The economics establishment (universities, regulators, central bankers, government officials, various organisations staffed with economists) lost its legitimacy with the failure of the system. It is irresponsible and foolish to put our trust in the ability of such experts to get us out of this mess. Instead, find the smart people whose hands are clean.
The best test of whether someone is extremely stupid (or extremely wise) is whether financial and political news makes sense to him.
The same past data can confirm a theory and its exact opposite! If you survive until tomorrow, it could mean that either a) you are more likely to be immortal or b) that you are closer to death.
If you want to get an idea of a friend's temperament, ethics, and personal elegance, you need to look at him under the tests of severe circumstances, not under the regular rosy glow of daily life. Can you assess the danger a criminal poses by examining only what he does on an ordinary day? Can we understand health without considering wild diseases and epidemics?
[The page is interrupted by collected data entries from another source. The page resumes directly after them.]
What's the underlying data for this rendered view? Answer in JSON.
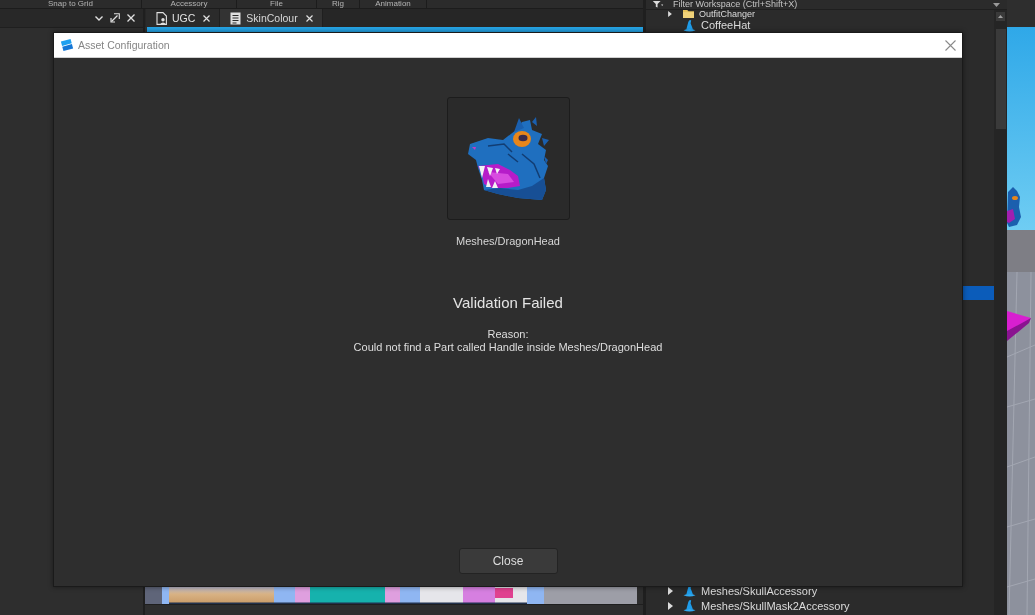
{
  "ribbon": {
    "labels": [
      "Snap to Grid",
      "Accessory",
      "File",
      "Rig",
      "Animation"
    ]
  },
  "editor_tabs": [
    {
      "label": "UGC",
      "kind": "place",
      "selected": true
    },
    {
      "label": "SkinColour",
      "kind": "script",
      "selected": false
    }
  ],
  "explorer": {
    "filter": {
      "placeholder": "Filter Workspace (Ctrl+Shift+X)"
    },
    "items": [
      {
        "name": "OutfitChanger",
        "kind": "folder",
        "has_children": true,
        "expanded": false,
        "selected": false
      },
      {
        "name": "CoffeeHat",
        "kind": "accessory",
        "has_children": false,
        "selected": false
      }
    ],
    "selection_behind_dialog": true,
    "items_bottom": [
      {
        "name": "Meshes/SkullAccessory",
        "kind": "accessory",
        "has_children": true,
        "expanded": false,
        "selected": false
      },
      {
        "name": "Meshes/SkullMask2Accessory",
        "kind": "accessory",
        "has_children": true,
        "expanded": false,
        "selected": false
      }
    ]
  },
  "dialog": {
    "title": "Asset Configuration",
    "asset_name": "Meshes/DragonHead",
    "status": "Validation Failed",
    "reason_label": "Reason:",
    "reason": "Could not find a Part called Handle inside Meshes/DragonHead",
    "buttons": [
      "Close"
    ]
  }
}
Indeed the normal is often irrelevant.
He who has never sinned is less reliable than he who has only sinned once.
Randomness works well in search—sometimes better than humans.
There is a certain category of fool—the overeducated, the academic, the journalist, the newspaper reader, the mechanistic "scientist", the pseudo-empiricist, those endowed with what I call "epistemic arrogance", this wonderful ability to discount what they did not see, the unobserved.
Don't cross a river if it is four feet deep on average.
Charm is the ability to insult people without offending them.
Hard science gives sensational results with a horribly boring process; philosophy gives boring results with a sensational process; literature gives sensational results with a sensational process; and economics gives boring results with a boring process.
Ethical man accords his profession to his beliefs, instead of according his beliefs to his profession.
An idea starts to be interesting when you get scared of taking it to its logical conclusion.
I want to live happily in a world I don't understand.